Sure, the tradable rally could keep going, however, it could also be possible that 2.5% yield during the great panic of 2008 will not be taken out. Especially if you believe that we aren't repeating 2008. And that seems to be the biggest fear most investors have and therefore is creating the most favorable news, close to the top, for an aging 30 year bull market.

It is only natural for investors to react like you have in this post. After all, humans are a by product of recent events. They tend to influence us more than historical ones, because they are memory which has been mixed with recent emotions. When feelings and emotions of 2008 are retrieved from our memory, the conventional wisdom leads us to turn towards investing in Treasuries.

I wish you all the best with that trade, but personally, I am a disbeliever that we will approach anywhere close to 2.5% yield on the 30 Yr Bond, let alone make new all time lows. Either way, the market will decide.

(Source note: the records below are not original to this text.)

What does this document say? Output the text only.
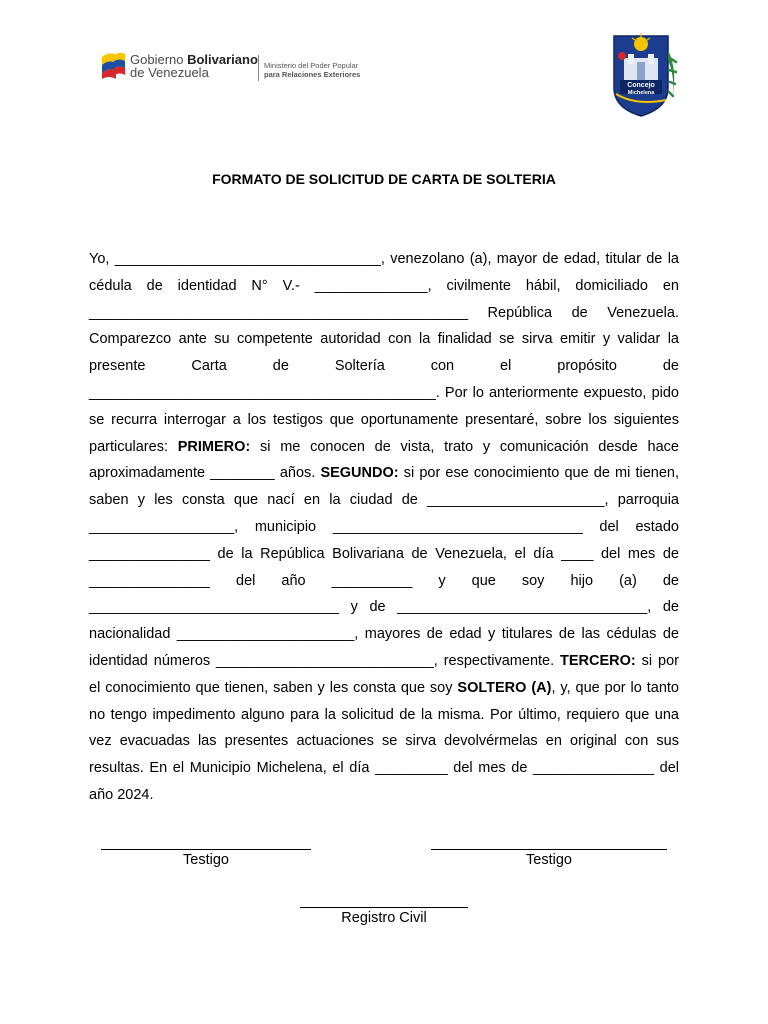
Gobierno Bolivariano
de Venezuela	Ministerio del Poder Popular
para Relaciones Exteriores
Concejo
Michelena
FORMATO DE SOLICITUD DE CARTA DE SOLTERIA

Yo, _________________________________, venezolano (a), mayor de edad, titular de la cédula de identidad N° V.- ______________, civilmente hábil, domiciliado en _______________________________________________ República de Venezuela. Comparezco ante su competente autoridad con la finalidad se sirva emitir y validar la presente Carta de Soltería con el propósito de ___________________________________________. Por lo anteriormente expuesto, pido se recurra interrogar a los testigos que oportunamente presentaré, sobre los siguientes particulares: PRIMERO: si me conocen de vista, trato y comunicación desde hace aproximadamente ________ años. SEGUNDO: si por ese conocimiento que de mi tienen, saben y les consta que nací en la ciudad de ______________________, parroquia __________________, municipio _______________________________ del estado _______________ de la República Bolivariana de Venezuela, el día ____ del mes de _______________ del año __________ y que soy hijo (a) de _______________________________ y de _______________________________, de nacionalidad ______________________, mayores de edad y titulares de las cédulas de identidad números ___________________________, respectivamente. TERCERO: si por el conocimiento que tienen, saben y les consta que soy SOLTERO (A), y, que por lo tanto no tengo impedimento alguno para la solicitud de la misma. Por último, requiero que una vez evacuadas las presentes actuaciones se sirva devolvérmelas en original con sus resultas. En el Municipio Michelena, el día _________ del mes de _______________ del año 2024.

Testigo	Testigo
Registro Civil
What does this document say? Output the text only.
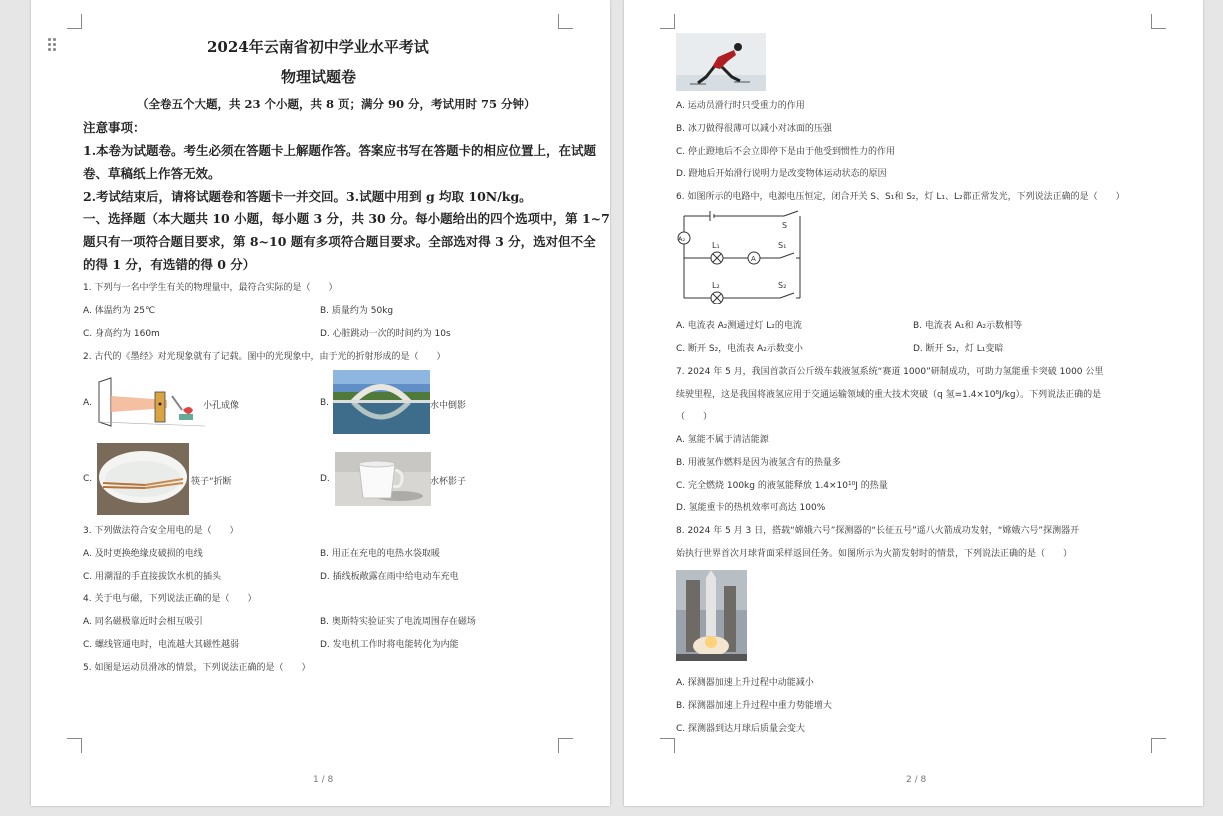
2024年云南省初中学业水平考试
物理试题卷
（全卷五个大题，共 23 个小题，共 8 页；满分 90 分，考试用时 75 分钟）
注意事项：
1.本卷为试题卷。考生必须在答题卡上解题作答。答案应书写在答题卡的相应位置上，在试题
卷、草稿纸上作答无效。
2.考试结束后，请将试题卷和答题卡一并交回。3.试题中用到 g 均取 10N/kg。
一、选择题（本大题共 10 小题，每小题 3 分，共 30 分。每小题给出的四个选项中，第 1~7
题只有一项符合题目要求，第 8~10 题有多项符合题目要求。全部选对得 3 分，选对但不全
的得 1 分，有选错的得 0 分）
1. 下列与一名中学生有关的物理量中，最符合实际的是（　　）
A. 体温约为 25℃	B. 质量约为 50kg
C. 身高约为 160m	D. 心脏跳动一次的时间约为 10s
2. 古代的《墨经》对光现象就有了记载。图中的光现象中，由于光的折射形成的是（　　）
A.	小孔成像	B.	水中倒影
C.	筷子“折断	D.	水杯影子
3. 下列做法符合安全用电的是（　　）
A. 及时更换绝缘皮破损的电线	B. 用正在充电的电热水袋取暖
C. 用潮湿的手直接拔饮水机的插头	D. 插线板敞露在雨中给电动车充电
4. 关于电与磁，下列说法正确的是（　　）
A. 同名磁极靠近时会相互吸引	B. 奥斯特实验证实了电流周围存在磁场
C. 螺线管通电时，电流越大其磁性越弱	D. 发电机工作时将电能转化为内能
5. 如图是运动员滑冰的情景，下列说法正确的是（　　）
1 / 8
A. 运动员滑行时只受重力的作用
B. 冰刀做得很薄可以减小对冰面的压强
C. 停止蹬地后不会立即停下是由于他受到惯性力的作用
D. 蹬地后开始滑行说明力是改变物体运动状态的原因
6. 如图所示的电路中，电源电压恒定，闭合开关 S、S₁和 S₂，灯 L₁、L₂都正常发光，下列说法正确的是（　　）
S
S₁
S₂
L₁
L₂
A
A₂
A. 电流表 A₂测通过灯 L₂的电流	B. 电流表 A₁和 A₂示数相等
C. 断开 S₂，电流表 A₂示数变小	D. 断开 S₂，灯 L₁变暗
7. 2024 年 5 月，我国首款百公斤级车载液氢系统“赛道 1000”研制成功，可助力氢能重卡突破 1000 公里
续驶里程，这是我国将液氢应用于交通运输领域的重大技术突破（q 氢=1.4×10⁸J/kg）。下列说法正确的是
（　　）
A. 氢能不属于清洁能源
B. 用液氢作燃料是因为液氢含有的热量多
C. 完全燃烧 100kg 的液氢能释放 1.4×10¹⁰J 的热量
D. 氢能重卡的热机效率可高达 100%
8. 2024 年 5 月 3 日，搭载“嫦娥六号”探测器的“长征五号”遥八火箭成功发射，“嫦娥六号”探测器开
始执行世界首次月球背面采样返回任务。如图所示为火箭发射时的情景，下列说法正确的是（　　）
A. 探测器加速上升过程中动能减小
B. 探测器加速上升过程中重力势能增大
C. 探测器到达月球后质量会变大
2 / 8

Best of luck and keep up the good work on your blog!

onegoal said...

Tiho, while I agree with your premise, my point was simply that I do not know where/when the top is or will be -(it could already be in)- I try not to predict because overbought/oversold can become more so and these one-off events can destroy a portfolio if your premise is correct, but your timing is off. That also is the toughest loss to take psychologically. Just look at Amazon at the top in 2000 bubble and its following bottom and now today. MCD, AAPL IBM and so many others. If I had to invest something and could not change my position for 10 years, 5 years or 3 years, clearly equities would be the easier/correct choice the longer out you look. I also agree that the bond bubble bursting will make the equity bubble look like a non-event so we are in a precarious spot and anyone INVESTING in bonds - especially further out on the curve to capture yield, while feelling comfortable today, will rue that day in the relatively near future (I just do not know when) You point is well made and you have an interesting blog as well. appreciate your comments as well.